From Matthew B. Crawford’s The World Beyond Your Head:
For experiences to become part of the secure, sedimented foundation of a skill, they must be criticized. Otherwise people (and the resources of language) are indispensable. Without them, your experiences are partial, and may sediment as idiosyncratic bad habits.
The power of these conversations to clarify your experience, rather than introduce fresh confusion, depends in part of the dialectical abilities of your colleagues. They have to be able to interrogate their own experience into the conversation in such a way that their initial interpretation of it is put at risk. They have to be capable of offering it up, without undue attachment, to the shared enterprise of trying to understand structure fires. In other words, they must have the art of philosophical conversation (which is a kind of moral accomplishment). I believe the most competent people in any field do have this art to some degree, though they probably wouldn’t name it as such.

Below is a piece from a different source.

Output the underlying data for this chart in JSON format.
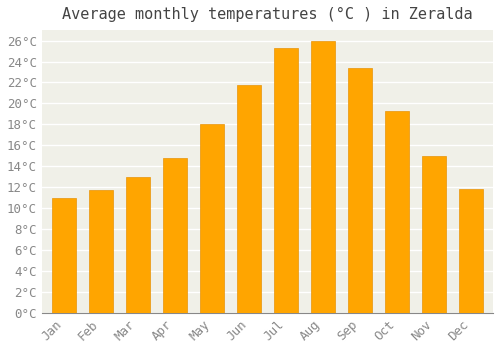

Getting things right requires triangulation with other people . . . It typically happens in conversation– not idle chitchat, but the kind that aims to get to the bottom of things. I call this an “art” because it requires both tact and doggedness. And I call it a moral accomplishment because to be good at this kind of conversation you have to love the truth more than you love your own current state of understanding. This is, of course, an unusual priority to have, which may help to account for the rarity of real mastery in any pursuit.